"...soy parcial
de esto no cabe duda
más aún yo diría que un parcial irrescatable
caso perdido en fin
ya que por más esfuerzos que haga
nunca podré llegar a ser neutral..."
MARIO BENEDETTI, "Soy un caso perdido", en Cotidianas, 1978-79
Enfangado en su penúltima astracanada, al ínclito Trump le llueven las admoniciones por su práctica de, dicen, la equidistancia entre las víctimas y los verdugos del nunca desaparecido racismo estadounidense, y muchas organizaciones humanitarias, periódicos, entidades y personajes públicos critican ese modo de nadar y guardar la ropa que el figurón de la Casa Blanca practica con respecto a la discriminación racial.
Sorprende, y mucho, que conociendo la catadura del hoy presidente de los Estados Unidos, se alcen ahora al cielo ciertas indignadas voces cuando el mandamás ejerce de lo que siempre ha sido y nunca ha ocultado ser: un racista irredento, un reaccionario peligroso y una caricatura de estadista. Y sorprende más que quienes no han movido un dedo ni elevado una pestaña para ilegalizar, anular, expulsar de la sociedad o simplemente hacer desaparecer organizaciones como el Ku Klux Klan o cualesquiera de las autodenominadas de supremacía blanca (como parte del mismo partido de Trump), vengan ahora a mesarse los cabellos porque un racista se pronuncie como tal de ese particular modo de pronunciarse que es intentar establecer una equidistancia (falsa) entre agresores y agredidos, víctimas y verdugos, inocentes y culpables.
La tentación de absolver la barbarie (o de repartir culpas) mediante la explicitación de la equidistancia en cualquier conflicto, es una práctica que en España ha utilizado y utiliza la derecha reaccionaria que desgraciadamente nos gobierna, respecto a los crímenes del franquismo y en cuanto se refiere al relato de las causas y desarrollo de la guerra civil española, intentando ?en vano- repartir equitativamente en una balanza de culpabilidades, toda la crueldad de la sangre, todo el terror y el miedo y la angustia, la oscuridad moral y el sufrimiento permanente causados por Franco y sus secuaces durante tres años de infierno y cuatro décadas de hoguera, con los actos de defensa de los representantes legítimos de la República Española, atacados y traicionados por quienes le juraron fidelidad.

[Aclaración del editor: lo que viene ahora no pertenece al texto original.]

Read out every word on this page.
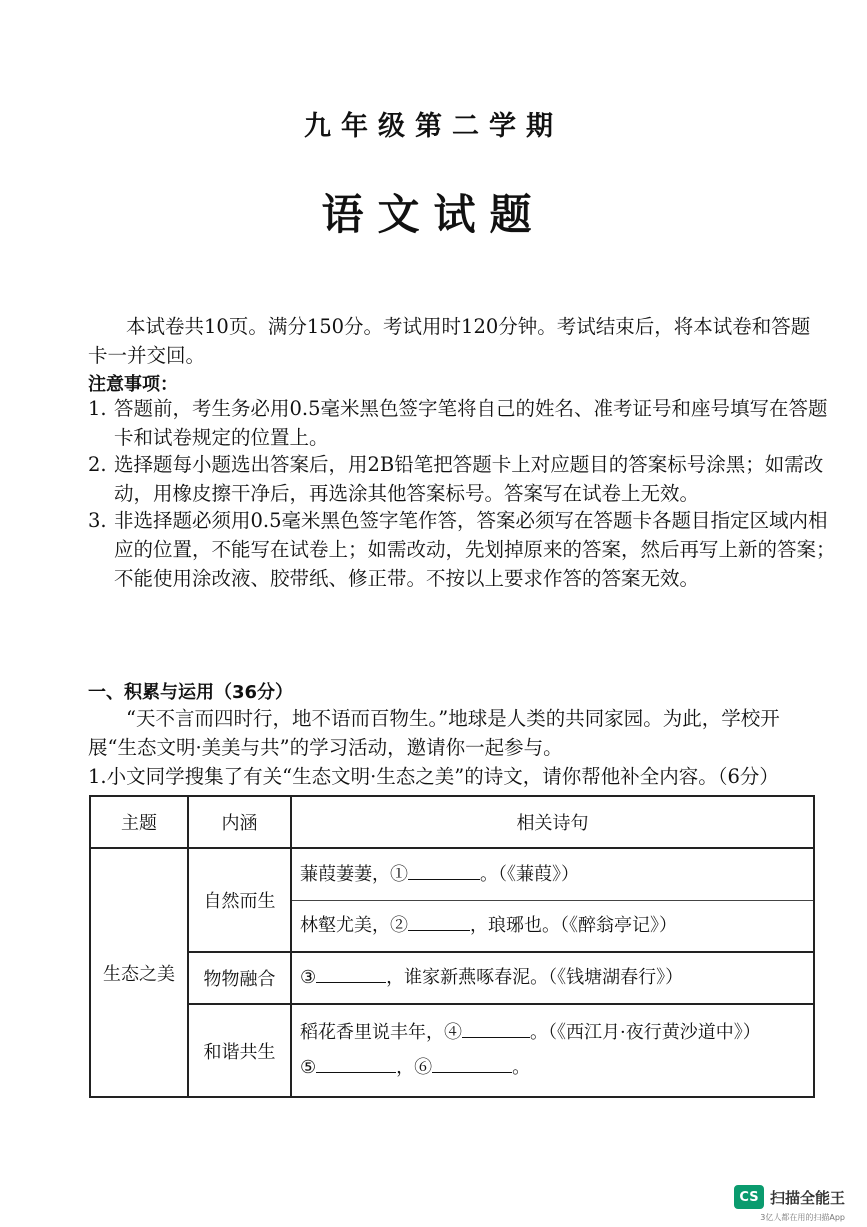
九年级第二学期
语文试题
本试卷共10页。满分150分。考试用时120分钟。考试结束后，将本试卷和答题卡一并交回。
注意事项：
1. 答题前，考生务必用0.5毫米黑色签字笔将自己的姓名、准考证号和座号填写在答题卡和试卷规定的位置上。
2. 选择题每小题选出答案后，用2B铅笔把答题卡上对应题目的答案标号涂黑；如需改动，用橡皮擦干净后，再选涂其他答案标号。答案写在试卷上无效。
3. 非选择题必须用0.5毫米黑色签字笔作答，答案必须写在答题卡各题目指定区域内相应的位置，不能写在试卷上；如需改动，先划掉原来的答案，然后再写上新的答案；不能使用涂改液、胶带纸、修正带。不按以上要求作答的答案无效。
一、积累与运用（36分）
“天不言而四时行，地不语而百物生。”地球是人类的共同家园。为此，学校开展“生态文明·美美与共”的学习活动，邀请你一起参与。
1.小文同学搜集了有关“生态文明·生态之美”的诗文，请你帮他补全内容。（6分）
主题	内涵	相关诗句
生态之美	自然而生	蒹葭萋萋，① 。（《蒹葭》）
林壑尤美，② ，琅琊也。（《醉翁亭记》）

	物物融合	③ ，谁家新燕啄春泥。（《钱塘湖春行》）
	和谐共生	稻花香里说丰年，④ 。（《西江月·夜行黄沙道中》）
⑤ ，⑥ 。
CS 扫描全能王
3亿人都在用的扫描App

Al igual que sucede con los indignados gritos contra la pretendida equidistancia de Trump respecto al racismo en su país, abundan en esta nuestra piel de toro los que no pierden ocasión de, censurando la pretendida equidistancia que los ultras proclaman respecto a las responsabilidades en el franquismo, alzarse cual adalides de la democracia y la libertad cuando, tampoco, en cuarenta años, y oportunidades han tenido incluso gobernando este país, han movido un dedo ni elevado una pestaña para restañar heridas, resarcir a las víctimas, retornar lo expoliado, desenmascarar verdugos, reponer propiedades, clarificar la historia, enseñar la verdad o juzgar a los culpables de la guerra civil y la dictadura franquista, una de las más siniestras y criminales que ha conocido el mundo en siglos.
En ciertas cuestiones (todas las que implican un llamado a la ética) la equidistancia no es más que la constatación de la impotencia moral, de la inmadurez mental, de la falta de entendimiento. Situarse ni aquí ni allá, dar la razón a todos (o a ninguno), convierte al equidistante en muñeco de feria al que derribar desde cualquier lado (también escupirle), en recadero de todos, en siervo de cualquiera, en correveidile, en inoperante, en inútil, en sobrante, en amigo de nadie. Pero, sobre todo, la falsa virtud de la equidistancia moral (una neutralidad tan incapaz como estéril), es la más escalofriante confesión de nadería humana que imaginarse pueda, la última instancia del vacío, la mueca peor de la ignorancia.